Differential Privacy Basics Series Conclusion and Important list of resources.

Summary: This the sixth and the FINAL blog post of “Differential Privacy Basics Series” — summarizing all of the previous blog posts. For more posts like these on Differential Privacy follow Shaistha Fathima on twitter.

Differential Privacy Basics Series

Before we head towards the conclusion — let’s have a look at some of the properties of Differential Privacy.

Qualitative Properties of Differential Privacy (DP)

  • Automatic neutralization of linkage attacks, including all those attempted with all past, present,and future datasets and other forms and sources of auxiliary information.

Linking attacks: A linking attack involves combining auxiliary data with de-identified data to re-identify individuals. In the simplest case, a linking attack can be performed via a join of two tables containing these datasets.

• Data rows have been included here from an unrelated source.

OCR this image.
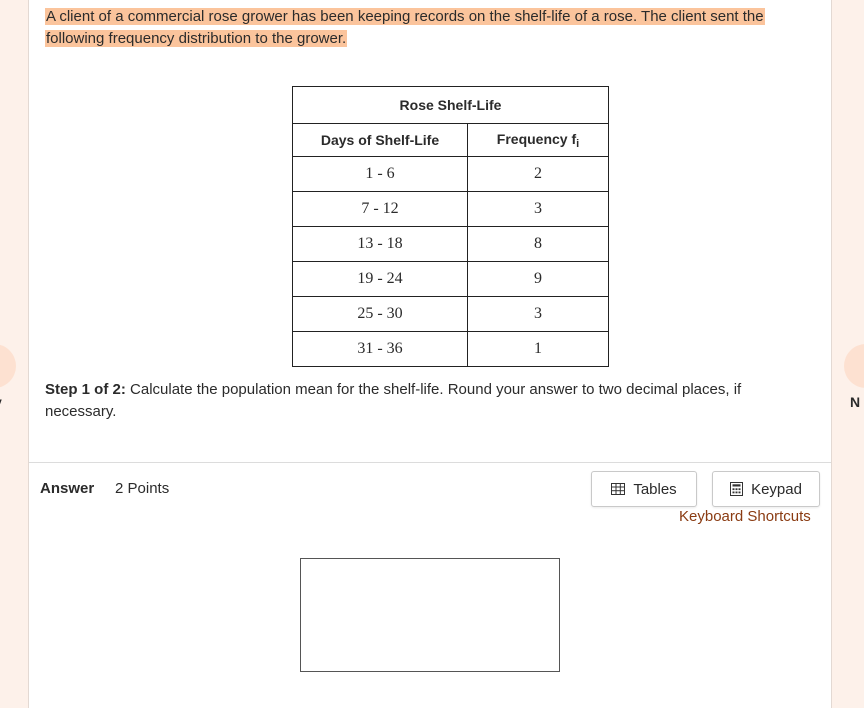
N
A client of a commercial rose grower has been keeping records on the shelf-life of a rose. The client sent the following frequency distribution to the grower.
Rose Shelf-Life	
Days of Shelf-Life	Frequency $f_i$
1 - 6	2
7 - 12	3
13 - 18	8
19 - 24	9
25 - 30	3
31 - 36	1
Step 1 of 2: Calculate the population mean for the shelf-life. Round your answer to two decimal places, if necessary.
Answer 2 Points	Tables	Keypad
Keyboard Shortcuts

Simple linking attacks are surprisingly effective:

1- Just a single data point is sufficient to narrow things down to a few records.

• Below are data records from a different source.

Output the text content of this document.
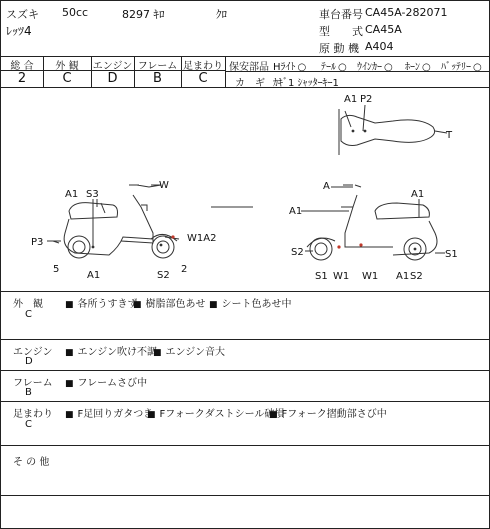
スズキ 50cc	8297 ｷﾛ	ｸﾛ
ﾚｯﾂ4
車台番号 CA45A-282071
型　　式 CA45A
原 動 機 A404
総 合	外 観	エンジン フレーム 足まわり
2	C	D	B	C
保安部品 Hﾗｲﾄ ○	ﾃｰﾙ ○	ｳｲﾝｶｰ ○	ﾎｰﾝ ○	ﾊﾞｯﾃﾘｰ ○
カ　ギ ｶｷﾞ1 ｼｬｯﾀｰｷｰ1
A1 S3
W
W1A2
P3
5
A1	S2
2
A
A1
A1
S2	S1
S1 W1 W1 A1 S2
A1 P2
T
外　観
C
■ 各所うすきず ■ 樹脂部色あせ	■ シート色あせ中
エンジン
D
■ エンジン吹け不調 ■ エンジン音大
フレーム
B
■ フレームさび中
足まわり
C
■ F足回りガタつき ■ Fフォークダストシール破損
■ Fフォーク摺動部さび中
そ の 他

2- The narrowed-down set of records helps suggest additional auxiliary data which might be helpful.

3- Two data points are often good enough to re-identify a huge fraction of the population in a particular dataset.

4- Three data points (gender, ZIP code, date of birth) uniquely identify 87% of people in the US.

  • Quantification of privacy loss : Differential privacy is not a binary concept, and has a measure of privacy loss. This permits comparisons among different techniques:

(i) For a fixed bound on privacy loss, which technique provides better accuracy?

(ii) For a fixed accuracy, which technique provides better privacy?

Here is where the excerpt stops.